The Indian Space Research Organisation has entered into an agreement with MapmyIndia to develop mapping and other location-based services in India, which MapmyIndia suggested could become an alternative to widely-used Google maps and similar products.
“There are many reasons why Indians are better off with an indigenous solution for maps and geospatial services. MapmyIndia, being a responsible, local Indian company, ensures that its maps reflect the true sovereignty of the country, depicting India’s borders as per the government of India, and hosts its maps in India,” company’s CEO Rohan Verma wrote in a LinkedIn post.
Calling it a “pathbreaking milestone” towards the objective of Atmanirbhar Bharat, Verma said MapmyIndia’s end-user maps, apps and services would “integrate with ISRO’s huge catalogue of satellite imagery, and earth observation data, and would be a much better, more detailed and comprehensive, as well as privacy-centric, hyper-local and indigenous mapping solutions for Indians, compared to foreign map apps and solutions”.
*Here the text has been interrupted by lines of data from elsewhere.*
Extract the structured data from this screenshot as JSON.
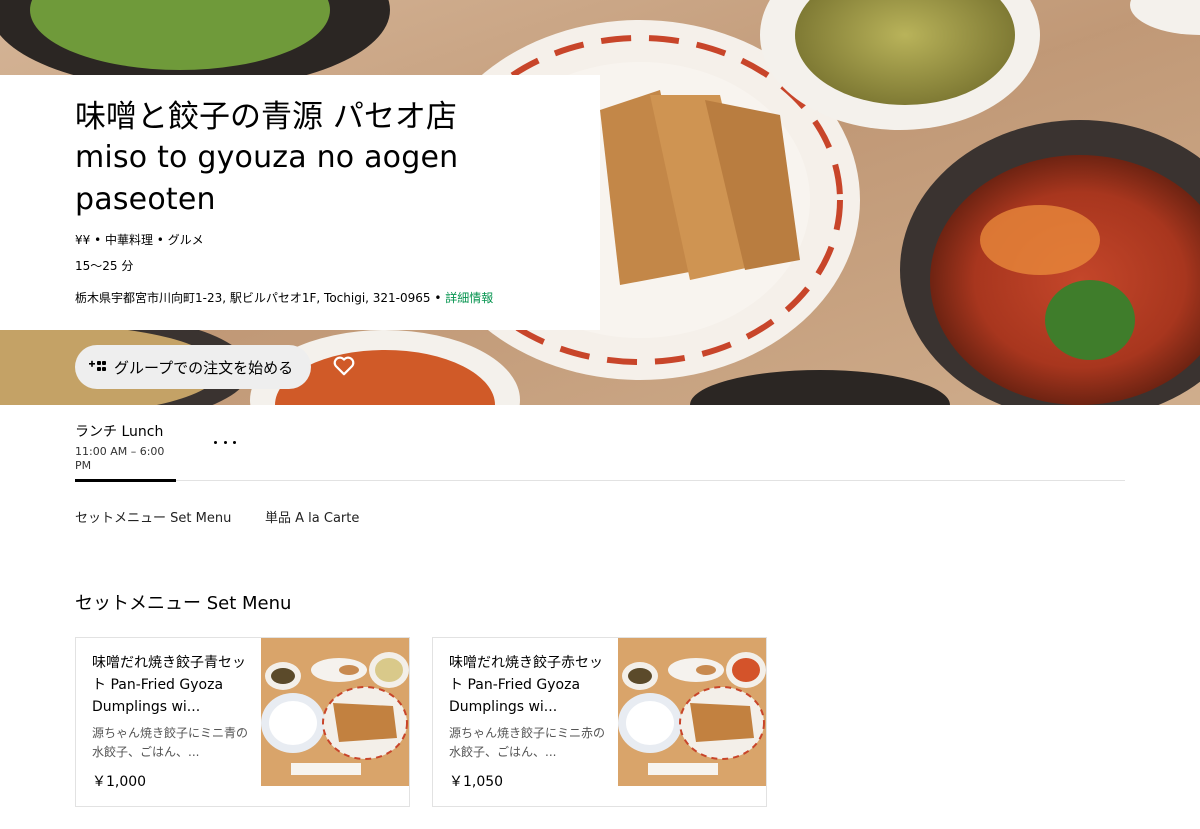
{
  "store": {
    "title_ja": "味噌と餃子の青源 パセオ店",
    "title_en": "miso to gyouza no aogen paseoten",
    "price_category": "¥¥ • 中華料理 • グルメ",
    "eta": "15～25 分",
    "address": "栃木県宇都宮市川向町1-23, 駅ビルパセオ1F, Tochigi, 321-0965 • ",
    "detail_link": "詳細情報"
  },
  "actions": {
    "group_order_label": "グループでの注文を始める",
    "favorite_icon": "heart-icon",
    "group_icon": "group-add-icon"
  },
  "menu": {
    "active_tab": {
      "title_ja": "ランチ",
      "title_en": "Lunch",
      "hours": "11:00 AM – 6:00 PM"
    },
    "categories": [
      {
        "label": "セットメニュー Set Menu"
      },
      {
        "label": "単品 A la Carte"
      }
    ]
  },
  "section": {
    "title": "セットメニュー Set Menu",
    "items": [
      {
        "name": "味噌だれ焼き餃子青セット Pan-Fried Gyoza Dumplings wi...",
        "description": "源ちゃん焼き餃子にミニ青の水餃子、ごはん、...",
        "price": "￥1,000",
        "soup_color": "#d9c98a"
      },
      {
        "name": "味噌だれ焼き餃子赤セット Pan-Fried Gyoza Dumplings wi...",
        "description": "源ちゃん焼き餃子にミニ赤の水餃子、ごはん、...",
        "price": "￥1,050",
        "soup_color": "#d4532a"
      }
    ]
  },
  "colors": {
    "link_green": "#05944f",
    "button_gray": "#eeeeee",
    "border": "#e2e2e2"
  }
}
“Users will be able to see in MaymyIndia’s maps and services, all of India from a bird’s eye point of view, and also benefit hugely from the various map-based analytis and insights about weather, pollution, agricultural output, land-use changes, flood and landslide disasters etc,” he said.
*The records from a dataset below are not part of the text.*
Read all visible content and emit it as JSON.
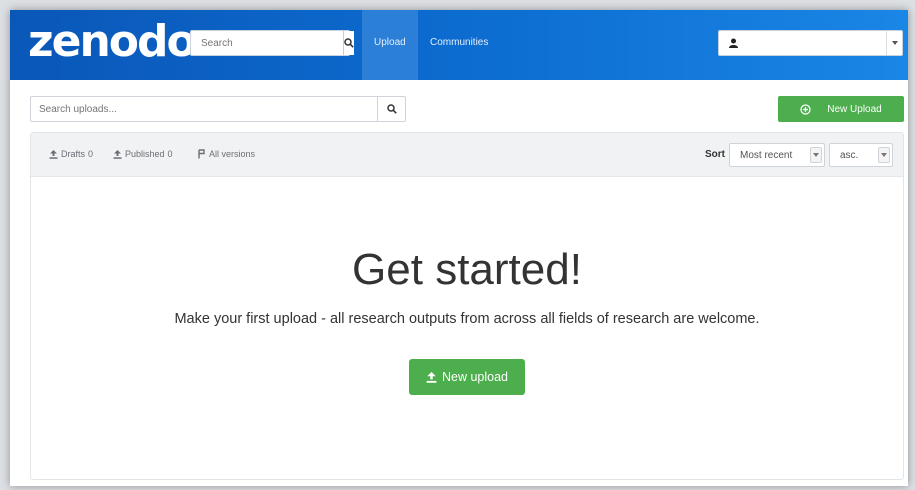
{
  "brand": {
    "logo_text": "zenodo",
    "primary_color": "#0d6ed2",
    "success_color": "#4cae4c"
  },
  "navbar": {
    "search_placeholder": "Search",
    "links": [
      {
        "label": "Upload",
        "active": true
      },
      {
        "label": "Communities",
        "active": false
      }
    ],
    "user_icon": "user-icon"
  },
  "toolbar": {
    "search_placeholder": "Search uploads...",
    "new_upload_label": "New Upload",
    "new_upload_icon": "plus-circle-icon"
  },
  "filters": {
    "drafts_label": "Drafts",
    "drafts_count": "0",
    "published_label": "Published",
    "published_count": "0",
    "all_versions_label": "All versions"
  },
  "sort": {
    "label": "Sort",
    "order_by": "Most recent",
    "direction": "asc."
  },
  "empty_state": {
    "title": "Get started!",
    "subtitle": "Make your first upload - all research outputs from across all fields of research are welcome.",
    "button_label": "New upload",
    "button_icon": "upload-icon"
  }
}
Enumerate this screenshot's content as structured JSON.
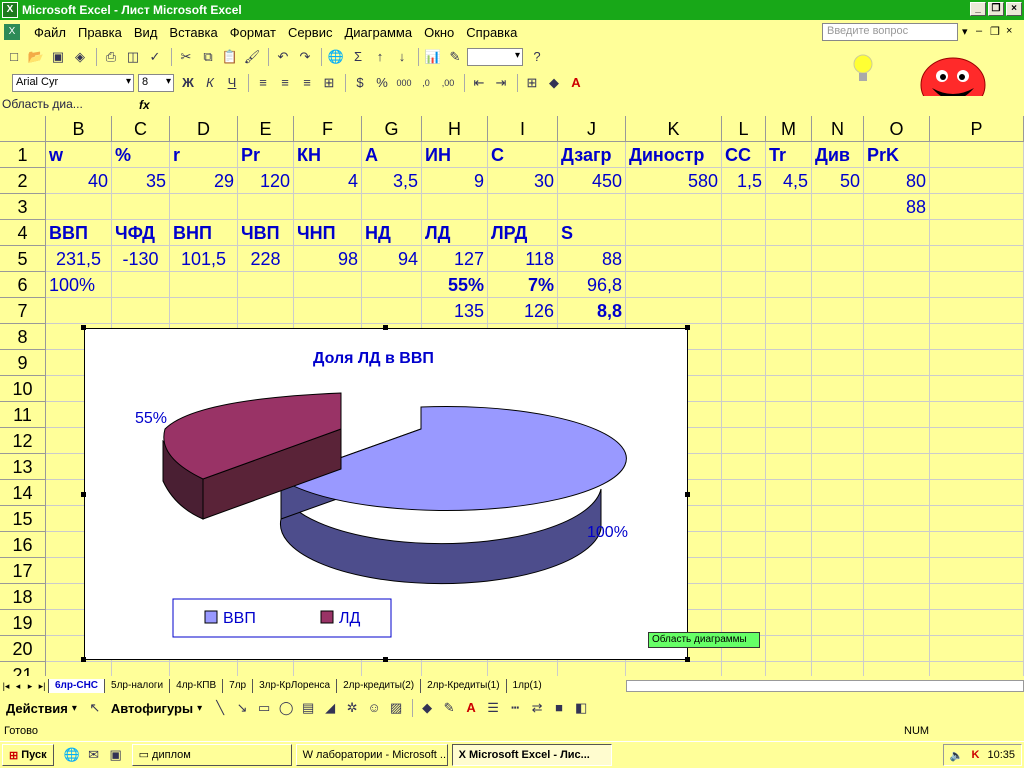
{
  "window": {
    "title": "Microsoft Excel - Лист Microsoft Excel",
    "app_icon": "excel-icon"
  },
  "menu": {
    "items": [
      "Файл",
      "Правка",
      "Вид",
      "Вставка",
      "Формат",
      "Сервис",
      "Диаграмма",
      "Окно",
      "Справка"
    ],
    "help_placeholder": "Введите вопрос"
  },
  "format_toolbar": {
    "font": "Arial Cyr",
    "size": "8"
  },
  "formula_bar": {
    "name_box": "Область диа...",
    "fx": "fx"
  },
  "columns": [
    "B",
    "C",
    "D",
    "E",
    "F",
    "G",
    "H",
    "I",
    "J",
    "K",
    "L",
    "M",
    "N",
    "O",
    "P"
  ],
  "rows": [
    "1",
    "2",
    "3",
    "4",
    "5",
    "6",
    "7",
    "8",
    "9",
    "10",
    "11",
    "12",
    "13",
    "14",
    "15",
    "16",
    "17",
    "18",
    "19",
    "20",
    "21"
  ],
  "cells": {
    "r1": [
      "w",
      "%",
      "r",
      "Pr",
      "КН",
      "А",
      "ИН",
      "С",
      "Дзагр",
      "Диностр",
      "СС",
      "Tr",
      "Див",
      "PrK"
    ],
    "r2": [
      "40",
      "35",
      "29",
      "120",
      "4",
      "3,5",
      "9",
      "30",
      "450",
      "580",
      "1,5",
      "4,5",
      "50",
      "80"
    ],
    "r3_o": "88",
    "r4": [
      "ВВП",
      "ЧФД",
      "ВНП",
      "ЧВП",
      "ЧНП",
      "НД",
      "ЛД",
      "ЛРД",
      "S"
    ],
    "r5": [
      "231,5",
      "-130",
      "101,5",
      "228",
      "98",
      "94",
      "127",
      "118",
      "88"
    ],
    "r6_b": "100%",
    "r6_h": "55%",
    "r6_i": "7%",
    "r6_j": "96,8",
    "r7_h": "135",
    "r7_i": "126",
    "r7_j": "8,8"
  },
  "chart_data": {
    "type": "pie",
    "title": "Доля ЛД в ВВП",
    "categories": [
      "ВВП",
      "ЛД"
    ],
    "values": [
      231.5,
      127
    ],
    "data_labels": [
      "100%",
      "55%"
    ],
    "colors": [
      "#9999ff",
      "#993366"
    ],
    "legend": "bottom-left",
    "exploded": true,
    "three_d": true
  },
  "tooltip": "Область диаграммы",
  "sheet_tabs": [
    "6лр-СНС",
    "5лр-налоги",
    "4лр-КПВ",
    "7лр",
    "3лр-КрЛоренса",
    "2лр-кредиты(2)",
    "2лр-Кредиты(1)",
    "1лр(1)"
  ],
  "draw_toolbar": {
    "actions": "Действия",
    "autoshapes": "Автофигуры"
  },
  "status": {
    "ready": "Готово",
    "num": "NUM"
  },
  "taskbar": {
    "start": "Пуск",
    "tasks": [
      "диплом",
      "лаборатории - Microsoft ...",
      "Microsoft Excel - Лис..."
    ],
    "clock": "10:35"
  }
}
Neither ISRO nor MapmyIndia gave a timeline for the roll-out of the services.
For ISRO, the agreement with MapmyIndia is the latest in a series of partnerships it has entered into in recent weeks as part of the efforts to encourage the participation of private companies in the space sector. The government had last year set up a new organisation, called Indian National Space Promotion and Authorisation Centre (INSPACe), with the specific objective of helping private players to grow in the space industry.
The government had argued that the ever-increasing demand for space-based data, applications and services could be met by ISRO alone, especially since it also had to focus on its primary responsibility of space research, scientific expeditions and interplanetary exploration. Accordingly, ISRO has opened up its resources, both hardware and software, for utilisation by the private companies, which can build their own products and services. Private companies would even be able to launch their own rockets using ISRO facilities.
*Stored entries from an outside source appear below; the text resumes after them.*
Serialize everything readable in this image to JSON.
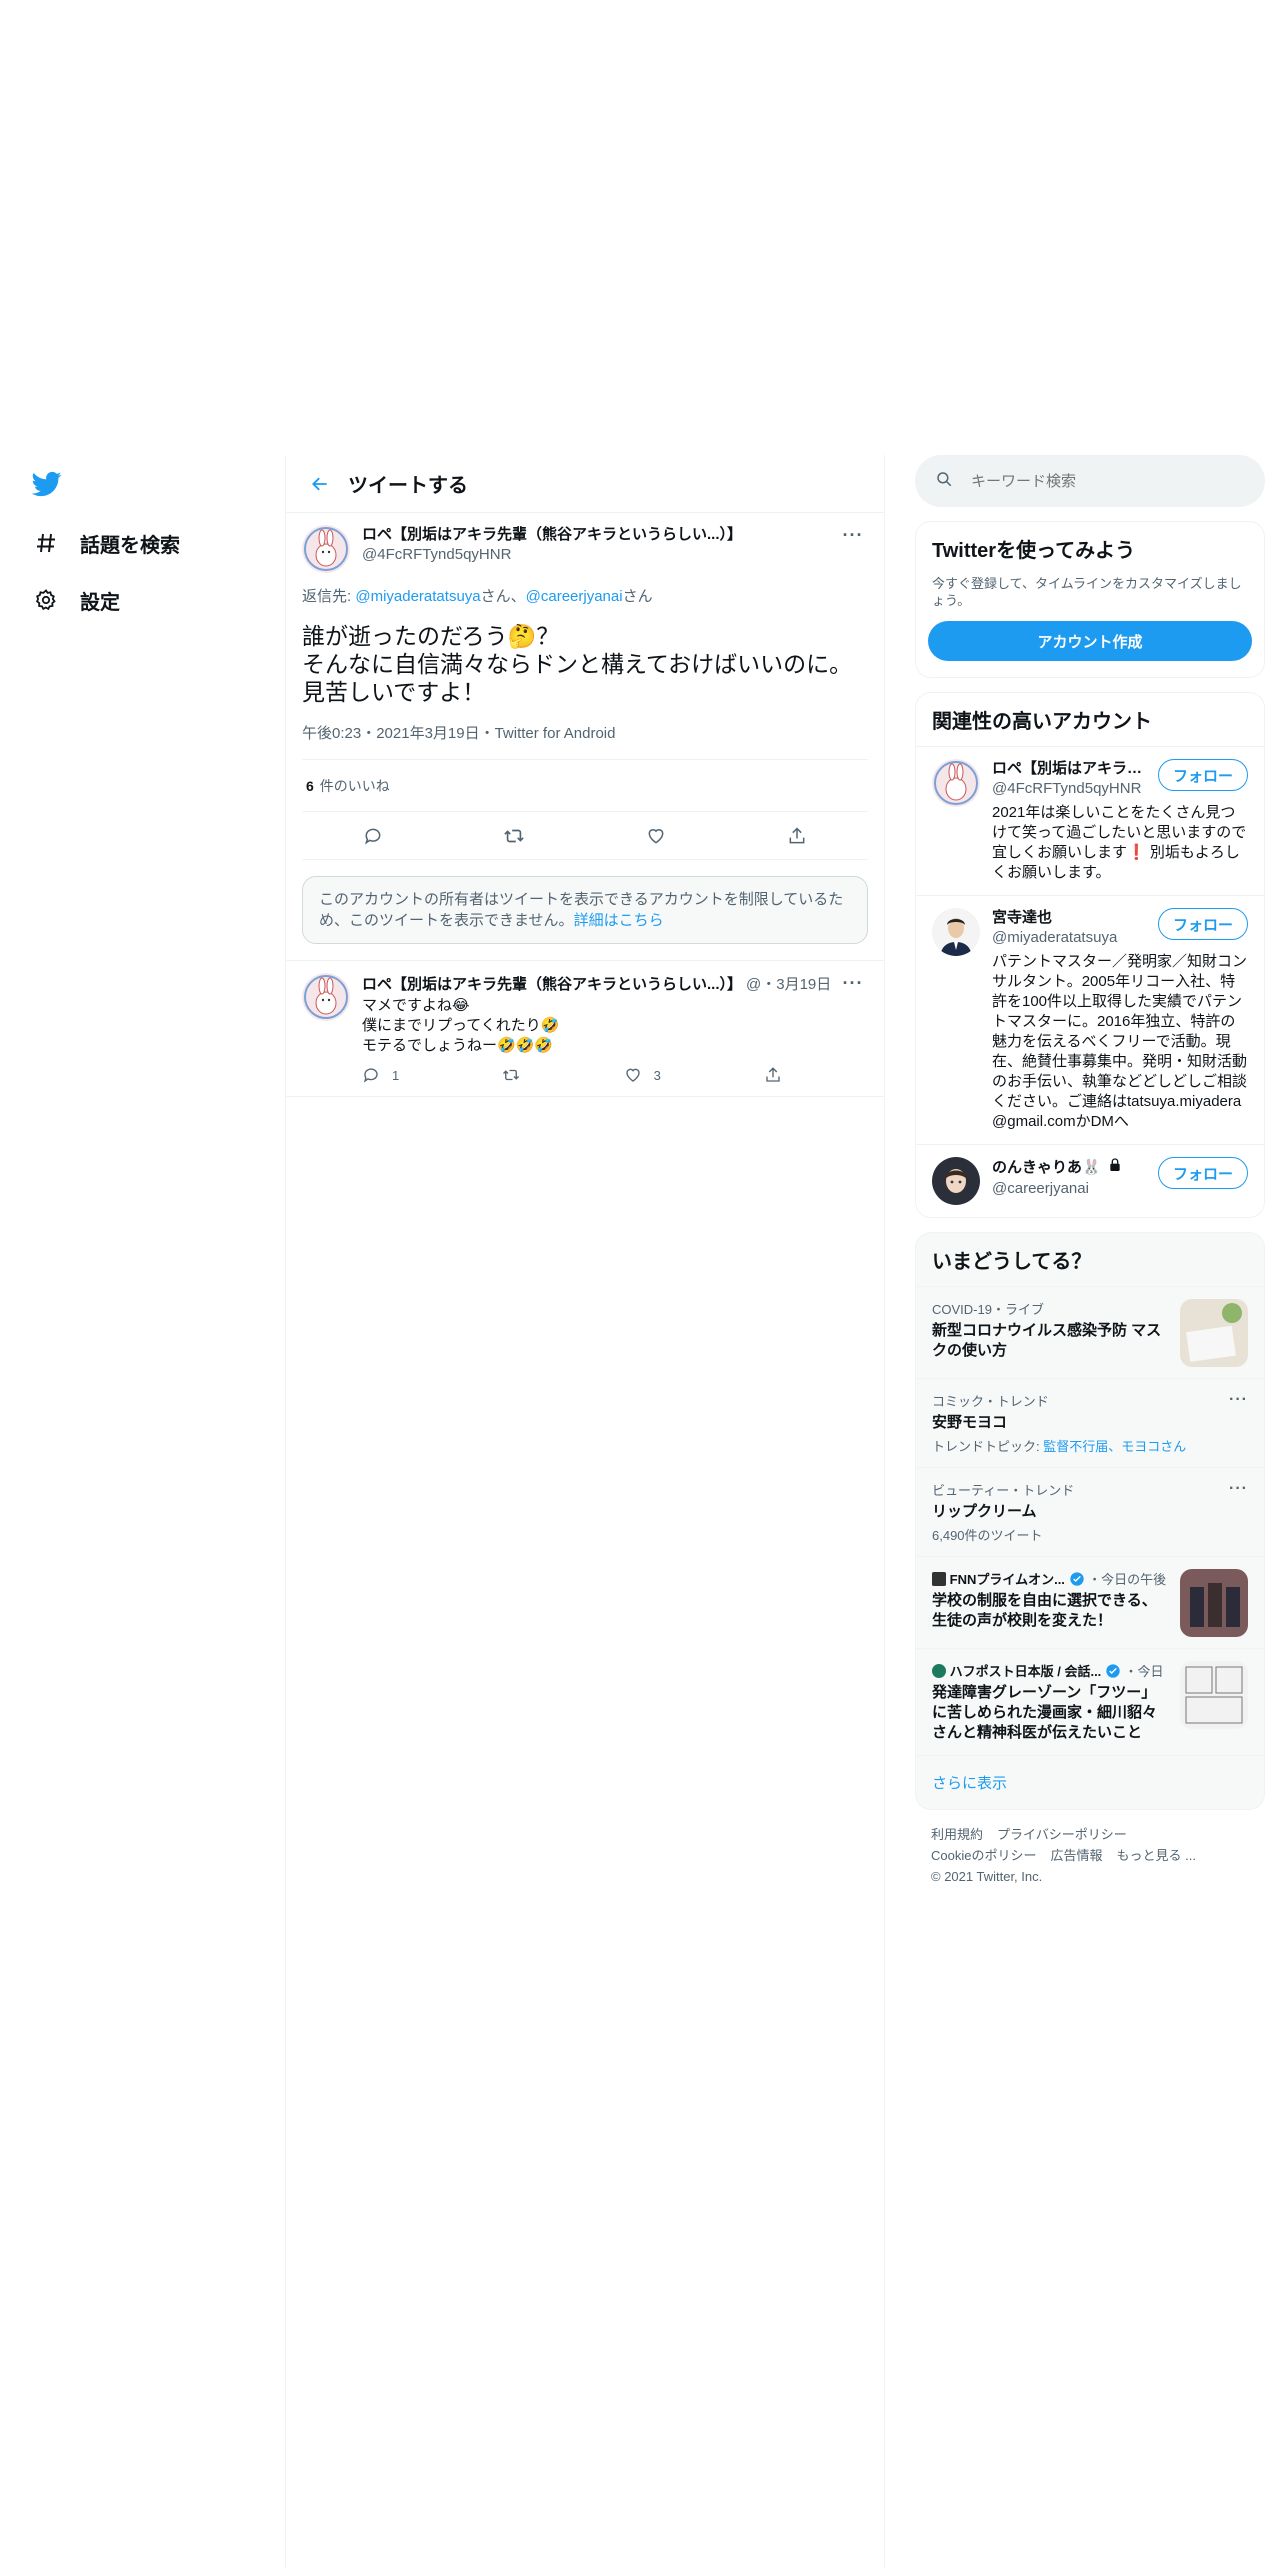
{
  "nav": {
    "items": [
      {
        "label": "話題を検索",
        "icon": "hashtag-icon"
      },
      {
        "label": "設定",
        "icon": "gear-icon"
      }
    ]
  },
  "header": {
    "title": "ツイートする"
  },
  "tweet": {
    "name": "ロペ【別垢はアキラ先輩（熊谷アキラというらしい...）】",
    "handle": "@4FcRFTynd5qyHNR",
    "reply_prefix": "返信先: ",
    "reply_user1": "@miyaderatatsuya",
    "reply_san1": "さん、",
    "reply_user2": "@careerjyanai",
    "reply_san2": "さん",
    "text": "誰が逝ったのだろう🤔？\nそんなに自信満々ならドンと構えておけばいいのに。\n見苦しいですよ！",
    "meta": "午後0:23・2021年3月19日・Twitter for Android",
    "likes_count": "6",
    "likes_label": "件のいいね"
  },
  "restricted": {
    "text": "このアカウントの所有者はツイートを表示できるアカウントを制限しているため、このツイートを表示できません。",
    "link": "詳細はこちら"
  },
  "reply": {
    "name": "ロペ【別垢はアキラ先輩（熊谷アキラというらしい...）】",
    "handle_date": "@・3月19日",
    "text": "マメですよね😂\n僕にまでリプってくれたり🤣\nモテるでしょうねー🤣🤣🤣",
    "reply_count": "1",
    "like_count": "3"
  },
  "search": {
    "placeholder": "キーワード検索"
  },
  "signup": {
    "title": "Twitterを使ってみよう",
    "subtitle": "今すぐ登録して、タイムラインをカスタマイズしましょう。",
    "button": "アカウント作成"
  },
  "relevant": {
    "title": "関連性の高いアカウント",
    "follow_label": "フォロー",
    "accounts": [
      {
        "name": "ロペ【別垢はアキラ先輩（熊谷アキラというらしい...）】",
        "handle": "@4FcRFTynd5qyHNR",
        "bio": "2021年は楽しいことをたくさん見つけて笑って過ごしたいと思いますので宜しくお願いします❗ 別垢もよろしくお願いします。"
      },
      {
        "name": "宮寺達也",
        "handle": "@miyaderatatsuya",
        "bio": "パテントマスター／発明家／知財コンサルタント。2005年リコー入社、特許を100件以上取得した実績でパテントマスターに。2016年独立、特許の魅力を伝えるべくフリーで活動。現在、絶賛仕事募集中。発明・知財活動のお手伝い、執筆などどしどしご相談ください。ご連絡はtatsuya.miyadera@gmail.comかDMへ"
      },
      {
        "name": "のんきゃりあ🐰",
        "handle": "@careerjyanai",
        "bio": ""
      }
    ]
  },
  "trends": {
    "title": "いまどうしてる？",
    "items": [
      {
        "context": "COVID-19・ライブ",
        "title": "新型コロナウイルス感染予防 マスクの使い方",
        "sub": "",
        "thumb": true
      },
      {
        "context": "コミック・トレンド",
        "title": "安野モヨコ",
        "sub_prefix": "トレンドトピック: ",
        "sub_links": "監督不行届、モヨコさん",
        "thumb": false
      },
      {
        "context": "ビューティー・トレンド",
        "title": "リップクリーム",
        "sub": "6,490件のツイート",
        "thumb": false
      },
      {
        "source": "FNNプライムオン...",
        "time": "・今日の午後",
        "title": "学校の制服を自由に選択できる、生徒の声が校則を変えた！",
        "thumb": true
      },
      {
        "source": "ハフポスト日本版 / 会話...",
        "time": "・今日",
        "title": "発達障害グレーゾーン「フツー」に苦しめられた漫画家・細川貂々さんと精神科医が伝えたいこと",
        "thumb": true
      }
    ],
    "show_more": "さらに表示"
  },
  "footer": {
    "links": [
      "利用規約",
      "プライバシーポリシー",
      "Cookieのポリシー",
      "広告情報",
      "もっと見る ..."
    ],
    "copyright": "© 2021 Twitter, Inc."
  },
  "colors": {
    "accent": "#1d9bf0",
    "text": "#0f1419",
    "muted": "#536471"
  }
}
In the last few months, several private companies have already entered the sector, some of them building their own rockets and satellites, hoping to offer launch services, while others building space-based applications and services. According to ISRO, 28 interested parties have already initiated discussions with INSPACe. Prime Minister Narendra Modi himself had met some of the space entrepreneurs in a video-conference in December, and promised further government help in enabling them to do business.
Enhanced private participation in space happened to be the main theme of ISRO chairman K Sivan’s New Year statement this year. “This is also a year of change in the global space arena brought about by the participation of private players in all aspects of the space sector, including launch vehicles and human spaceflight, which were hitherto the domain of the government space agencies. The situation is not different in our own country. For the first time in the history of this nation’s space programme, we have a handful of entrepreneurs who have come forward to develop end-to-end launch vehicles and satellites with the intention of providing space-based services and, thereby, contribute to the space economy,” Sivan had said.
Sivan had said all the relevant aspects of satellite communications policy, remote sensing data policy, space transportation systems policy and others, were being amended to facilitate these changes.